Why I'm hitting time limit!? LeetCode Linked List Cycle (Solved but explanation needed!)

Question

I'm working on solving LeetCode problem 141. Linked List Cycle:

Given head, the head of a linked list, determine if the linked list has a cycle in it.

There is a cycle in a linked list if there is some node in the list that can be reached again by continuously following the next pointer. Internally, pos is used to denote the index of the node that tail's next pointer is connected to. Note that pos is not passed as a parameter.

Return true if there is a cycle in the linked list. Otherwise, return false.

Example 1:

Input: head = [3,2,0,-4], pos = 1
Output: true
Explanation: There is a cycle in the linked list, where the tail connects to the 1^st node (0-indexed).

My original solution (Version A) exceeded the time limit on the above input. I was eventually able to make the solution fast enough by changing two lines of code (Version B) and the solution was accepted and somehow more efficient.

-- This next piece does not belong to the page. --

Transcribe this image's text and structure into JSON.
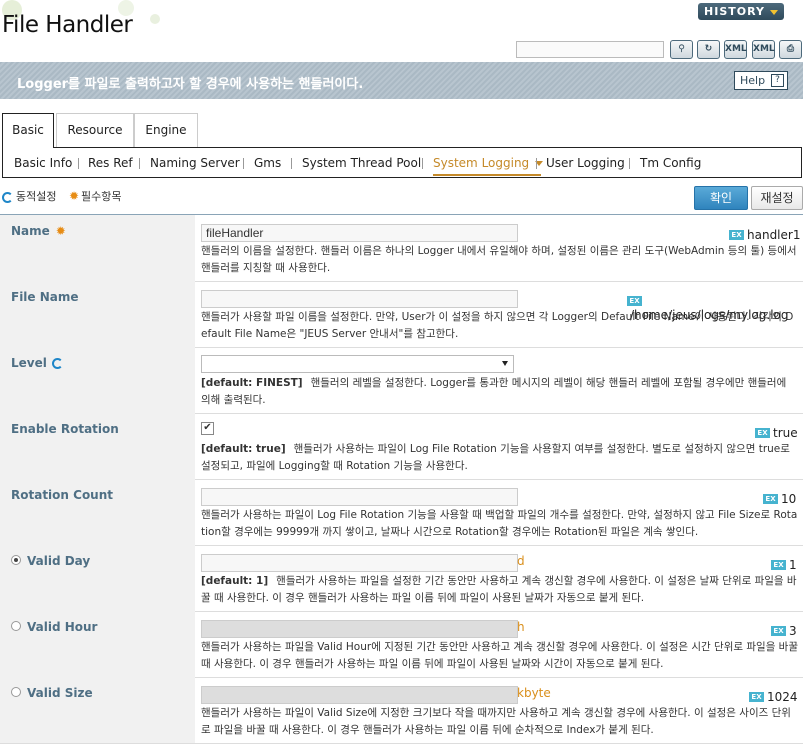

Why is Version B faster than Version A? Why is the variable assignment faster/more efficient than using the original object?

I changed this...

Version A (Failing Solution)

/**
 * @param {ListNode} head
 * @return {boolean}
 */
var hasCycle = function(head) {
    // create a fast pointer
    let fastPointer = null;
    // create a while loop that lasts for as long as head exists
    while (head) {
        // move fast pointer over by 2
        fastPointer = head?.next?.next || null;
        // if fastpointer is null, this indicates that there is no cycle so return false
        if (fastPointer === null) return false;
        // compare fastPointer to the slow pointer, if they are ever equal to the same node then the list contains a cycle.
        if (fastPointer === head) return true;
        // move head by 1
        head = head.next;
    }
    // if the while loop ends, it indicates the there is no cycle so return false
    return false;
};   

to this ...

Version B (Working Solution)

var hasCycle = function(head) {
    // create a fast pointer
    let fastPointer = head; // !!!CHANGE #1
    // create a while loop that lasts for as long as head exists
    while (head) {
        // move fast pointer over by 2 
        // !!!CHANGE #2 and solution worked!!!!
        fastPointer = fastPointer?.next?.next || null;
        // if fastpointer is null, this indicates that there is no cycle so return false
        if (fastPointer === null) return false;
        // compare fastPointer to the slow pointer, if they are ever equal to the same node then the list contains a cycle.
        if (fastPointer === head) return true;
        // move head by 1
        head = head.next;
    }
    // if the while loop ends, it indicates the there is no cycle so return false
    return false;
};   

Answer 1

In the faulty version, the loop has fastPointer leading by two nodes compared to head. But that means that fastPointer is not really going faster... it is just ahead two nodes, but going at the same "speed" as head. What you really need is that fastPointer will increase its lead at every step, so that fastPointer is twice as far in the linked list compared to head, not just 2 nodes ahead.

This also explains why the first version hits the time limit: it will get into an infinite loop when the input list has a cycle, and that cycle has a size different from 2. In that case fastPointer will never become equal to head, since it is exactly 2 nodes away from head. For instance, if the cycle has 3 nodes, then fastPointer will be 2 nodes ahead of head, and eventually (once arrived in the cycle) also one node behind head. This never changes: this distance will remain the same and so the loop never ends.